Embaixadora da juventude leva pauta do racismo ambiental para a COP30

Carioca de Realengo, na zona oeste do Rio, Marcele Oliveira, 26 anos, despertou para a crise climática ao notar a disparidade entre as áreas verdes das periferias e as regiões nobres da cidade, e como essa desigualdade agravava o calor e outros problemas urbanos nas áreas marginalizadas.
Formada em Produção Cultural pela UFF (Universidade Federal Fluminense), Marcele transformou essa percepção em ativismo. Participou das COPs (Conferência das Nações Unidas sobre Mudanças Climáticas) no Egito (2022) e no Azerbaijão (2024), e, em maio deste ano, foi escolhida como Campeã de Juventude da COP30, que será realizada em novembro, em Belém.
Na entrevista abaixo, Marcele conta sobre as desigualdades geradas pelas mudanças climáticas, explica o papel de uma Campeã da Juventude e as pautas que representarão no encontro.
Ecoa: Como você começou a se interessar pelo ativismo climático?

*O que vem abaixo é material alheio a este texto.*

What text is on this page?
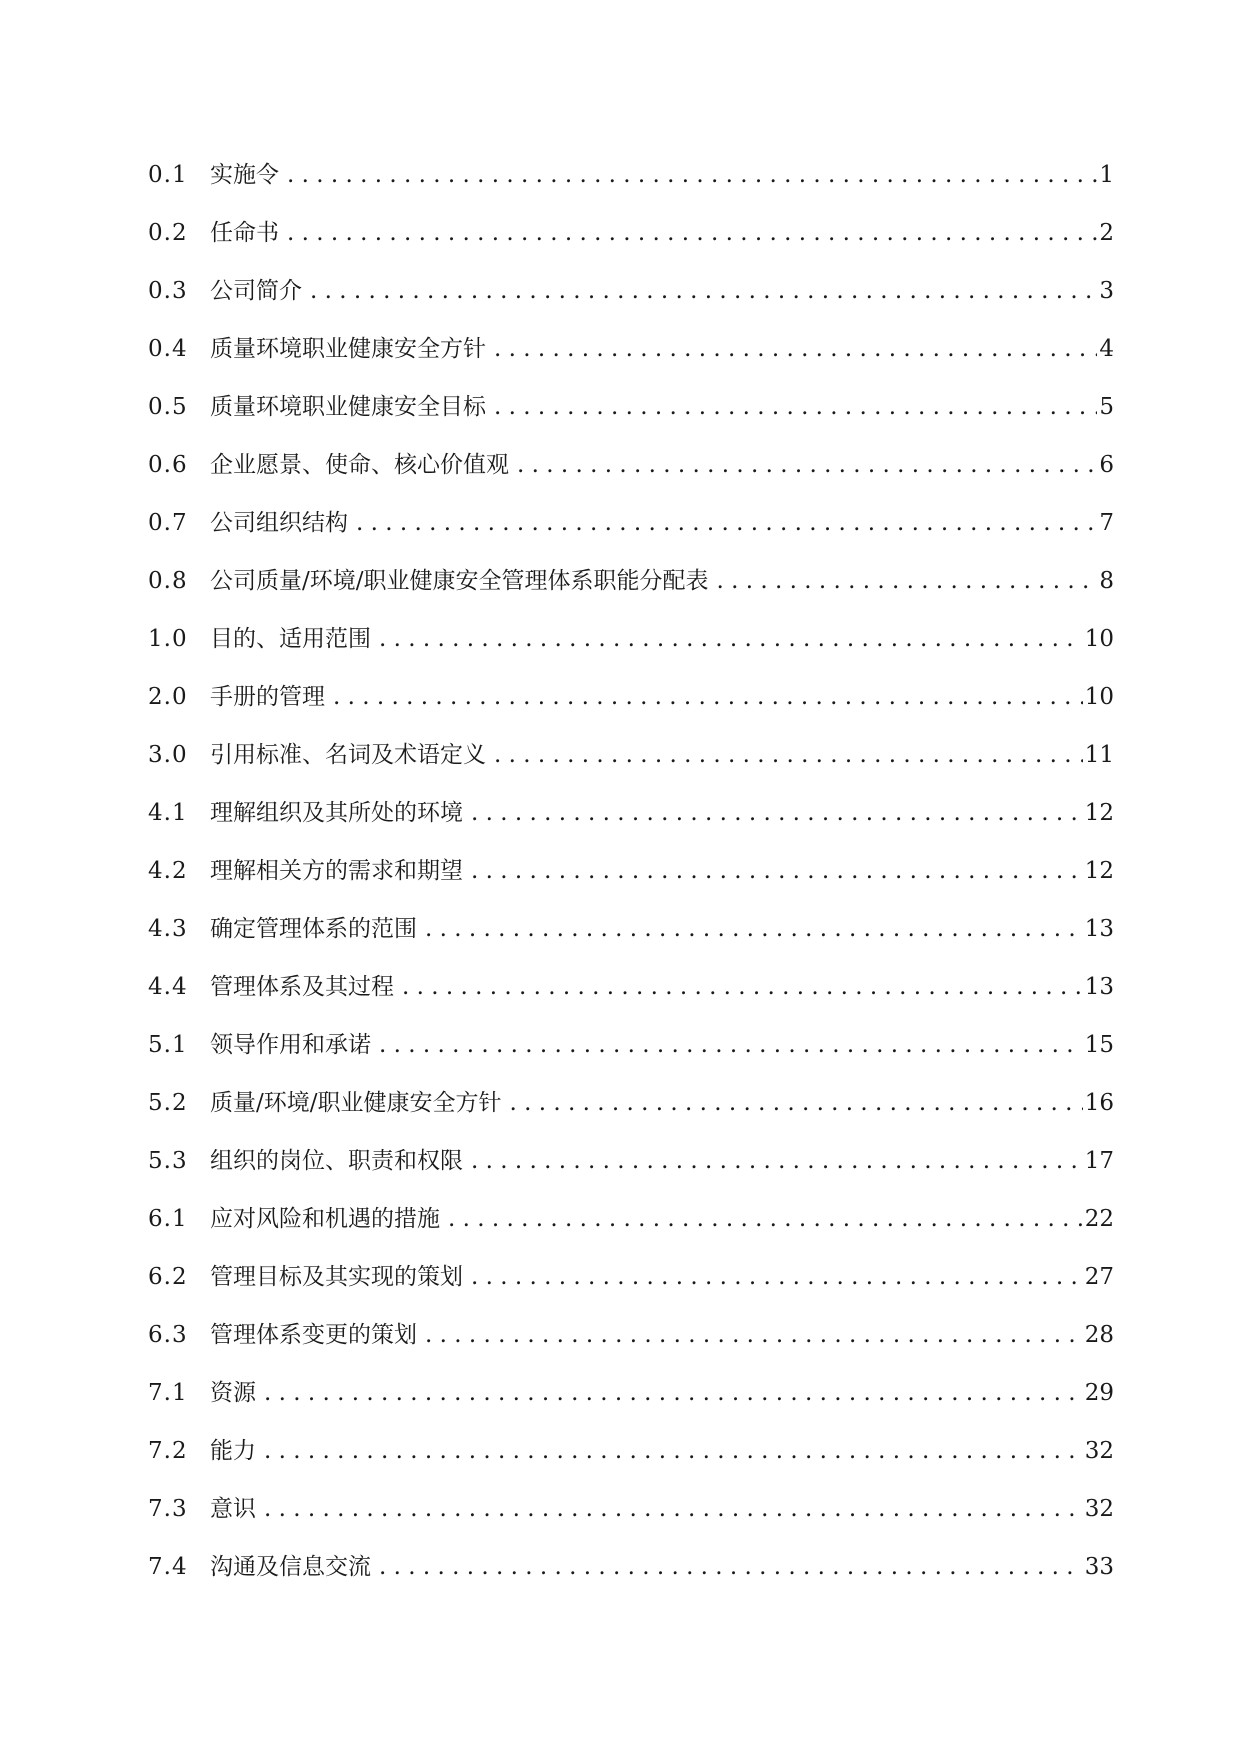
0.1 实施令 . . .	1
0.2 任命书 . . .	2
0.3 公司简介 . . .	3
0.4 质量环境职业健康安全方针 . . .	4
0.5 质量环境职业健康安全目标 . . .	5
0.6 企业愿景、使命、核心价值观 . . .	6
0.7 公司组织结构 . . .	7
0.8 公司质量/环境/职业健康安全管理体系职能分配表 . . .	8
1.0 目的、适用范围 . . .	10
2.0 手册的管理 . . .	10
3.0 引用标准、名词及术语定义 . . .	11
4.1 理解组织及其所处的环境 . . .	12
4.2 理解相关方的需求和期望 . . .	12
4.3 确定管理体系的范围 . . .	13
4.4 管理体系及其过程 . . .	13
5.1 领导作用和承诺 . . .	15
5.2 质量/环境/职业健康安全方针 . . .	16
5.3 组织的岗位、职责和权限 . . .	17
6.1 应对风险和机遇的措施 . . .	22
6.2 管理目标及其实现的策划 . . .	27
6.3 管理体系变更的策划 . . .	28
7.1 资源 . . .	29
7.2 能力 . . .	32
7.3 意识 . . .	32
7.4 沟通及信息交流 . . .	33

Marcele Oliveira: Eu sou de um bairro chamado Realengo, na zona oeste do Rio de Janeiro, onde a luta por um parque verde transformou a forma como eu enxergava a luta ambiental. Enquanto eu atravessava meu bairro para acessar uma universidade, que ficava fora da cidade, observava que nas zonas periféricas tinha menos árvores que nas zonas nobres.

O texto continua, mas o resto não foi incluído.